“Faith! the answer’s so simple I’m ashamed to give it. The women will rule England—that’s an easy matter; but the Irish will rule the women.”

“Then you are one of the old-fashioned kind who approves of a lord and master?” Gregory Jessup looked up at her quizzically.

“’Tis the new fashion you’re meaning; having gone out so long since, ’tis barely coming in yet. I’d not give a farthing for the man who couldn’t lead me; only, God help him! if he ever leaves his hands off the halter.”

The laugh that followed gave Patsy time to think. There was one more question she must be asking before the others joined them and the conversation became general. She turned to Janet Payne with a little air of anxious inquiry.

“Maybe you’d ask the rascally villain who kidnapped me, when he has it in his mind to keep his promise and fetch me to Arden?”

As the girl left them Patsy turned toward Gregory Jessup again and asked, softly: “Supposing Billy Burgeman has fallen among strangers? If they saw he was in need of friendliness, would it be so hard to do him a kindness?”

The man shook his head. “The hardest thing in the world. Billy Burgeman has been proud and lonely all his life, and it’s an infernal combination. You may know he’s out and out aching for a bit of sympathy, but you never offer it; you don’t dare. We could never get him to own up as a little shaver how neglected and lonely he was and how he hated to stay in that horrible, gloomy Fifth Avenue house. It wasn’t until he had grown up that he told me he used to come and play as often as they would let him—just because mother used to kiss him good-by as she did her own boys.”

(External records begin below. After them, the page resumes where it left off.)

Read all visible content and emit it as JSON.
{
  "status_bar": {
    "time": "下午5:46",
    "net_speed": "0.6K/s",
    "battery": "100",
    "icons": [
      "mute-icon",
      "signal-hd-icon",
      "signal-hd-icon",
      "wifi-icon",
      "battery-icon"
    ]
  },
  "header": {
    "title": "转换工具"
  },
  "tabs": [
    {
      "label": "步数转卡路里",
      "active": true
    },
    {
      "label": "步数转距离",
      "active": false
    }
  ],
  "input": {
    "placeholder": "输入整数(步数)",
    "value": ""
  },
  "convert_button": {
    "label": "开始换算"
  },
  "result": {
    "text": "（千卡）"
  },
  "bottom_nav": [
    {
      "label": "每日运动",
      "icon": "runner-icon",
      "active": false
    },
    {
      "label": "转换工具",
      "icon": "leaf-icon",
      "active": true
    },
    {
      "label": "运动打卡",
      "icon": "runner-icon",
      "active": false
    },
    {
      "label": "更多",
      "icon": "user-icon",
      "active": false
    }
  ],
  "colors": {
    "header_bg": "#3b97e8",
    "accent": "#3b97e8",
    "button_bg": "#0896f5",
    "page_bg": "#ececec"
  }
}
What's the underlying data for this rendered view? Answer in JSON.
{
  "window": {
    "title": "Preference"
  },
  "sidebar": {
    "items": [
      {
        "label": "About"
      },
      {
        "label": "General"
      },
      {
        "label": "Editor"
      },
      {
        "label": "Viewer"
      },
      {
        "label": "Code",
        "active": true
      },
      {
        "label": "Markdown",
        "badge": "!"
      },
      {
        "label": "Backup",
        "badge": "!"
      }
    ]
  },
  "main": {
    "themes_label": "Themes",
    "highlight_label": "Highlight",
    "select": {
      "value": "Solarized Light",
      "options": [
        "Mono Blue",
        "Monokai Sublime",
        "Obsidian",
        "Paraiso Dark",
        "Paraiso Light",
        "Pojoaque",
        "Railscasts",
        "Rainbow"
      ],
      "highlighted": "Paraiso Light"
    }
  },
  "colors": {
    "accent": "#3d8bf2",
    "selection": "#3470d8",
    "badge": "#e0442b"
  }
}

Gregory Jessup looked beyond the firs to the little lake, and there was that in his face which showed that he was wrestling with a treasured memory. When he spoke again his voice sounded as if he had had to grip it hard against a sign of possible emotion.

“You know Billy’s father never gave him an allowance; he didn’t believe in it—wouldn’t trust Billy with a cent. Poor little shaver—never had anything to treat with at school, the way the rest of the boys did; and never even had car-fare—always walked, rain or shine, unless his father took him along with him in the machine. Billy used to say even in those days he liked walking better. Mother died in the winter—snowy time—when Billy was about twelve; and he borrowed a shovel from a corner grocer and cleared stoops all afternoon until he’d made enough to buy two white roses. Father hadn’t broken down all day—wouldn’t let us children show a tear; but when Billy came in with those roses—well, it was the children who finally had to cheer father up.”

Patsy sprang to her feet with a little cry. “I must be going.” She turned to the others, a ring of appeal in her voice. “Can’t we hurry a bit? There’s a deal of work at Arden to be done, and no one but myself to be doing it.”